De acordo com a FASPG, atualmente, o trabalho infantil se concentra em atividades de difícil fiscalização e apresenta-se principalmente em atividades informais, na agricultura familiar, no aliciamento pelo tráfico, em formas de exploração sexual, no trabalho doméstico, mendicância, atividades nas ruas (venda, reciclagem) e em atividades produtivas familiares. Essas formas de trabalho são naturalizadas ou invisíveis.

A prefeita parabenizou a equipe da FASPG pela qualidade do diagnóstico e salienta que o poder público necessita trabalhar baseado em evidências, de forma que este trabalho terá um grande impacto na vida de crianças e jovens que são vítimas do trabalho infantil.

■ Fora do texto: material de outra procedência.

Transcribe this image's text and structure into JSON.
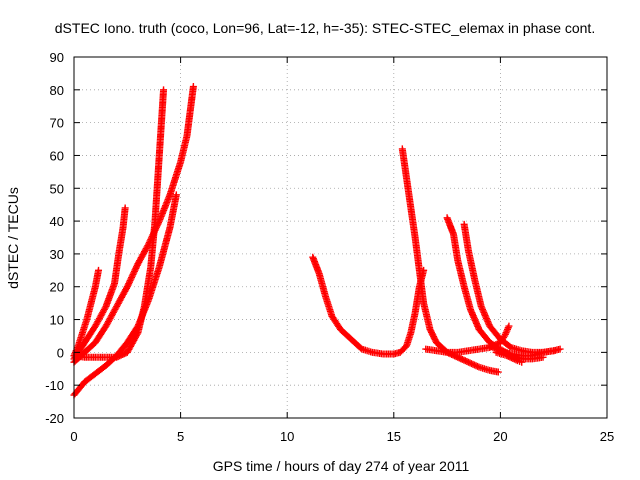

“Não podemos fechar os olhos para estas situações, temos o dever de estarmos atentos e vigilantes para a exploração do trabalho infantil. Temos que compreender a dimensão desse problema, e enxergar além dele, as implicações humanitárias, sociais e principalmente estruturais, são uma prioridade. Acredito e espero que esta publicação sirva de base para todos os atores sociais envolvidos no enfrentamento do trabalho infantil e no trabalho irregular de adolescentes”, disse Elizabeth.

A presidente da FASPG, Simone Kaminski comenta que muitas vezes sequer são percebidas como trabalho infantil pela sociedade ou até mesmo por gestores públicos. Em virtude disso, segundo ela, este mapeamento se faz tão importante. “O censo mostrou a redução do trabalho infantil nos setores formalizados, em decorrência dos avanços da fiscalização e normalização da economia. Porém, o desafio consiste em identificar crianças e adolescentes inseridos nessas atividades, de difícil visibilidade e identificação e inseri-lo nos serviços da rede socioassistencial e das demais políticas públicas”, explica.

Thais do Prado Dias Verillo, diretora do Departamento de Proteção Social Especial da FASPG, o objetivo deste estudo é identificar as características e a concentração do trabalho infantil dos territórios para uma atuação mais acertada das equipes da Política de Assistência Social. “O presente estudo fundamentará a execução das ações a partir da identificação do problema, proporcionando a investigação das causas e busca de soluções estratégicas oportunas, garantindo a proteção de nossas crianças e adolescentes de atividades laborais ilegítimas e precoces”, finaliza a diretora.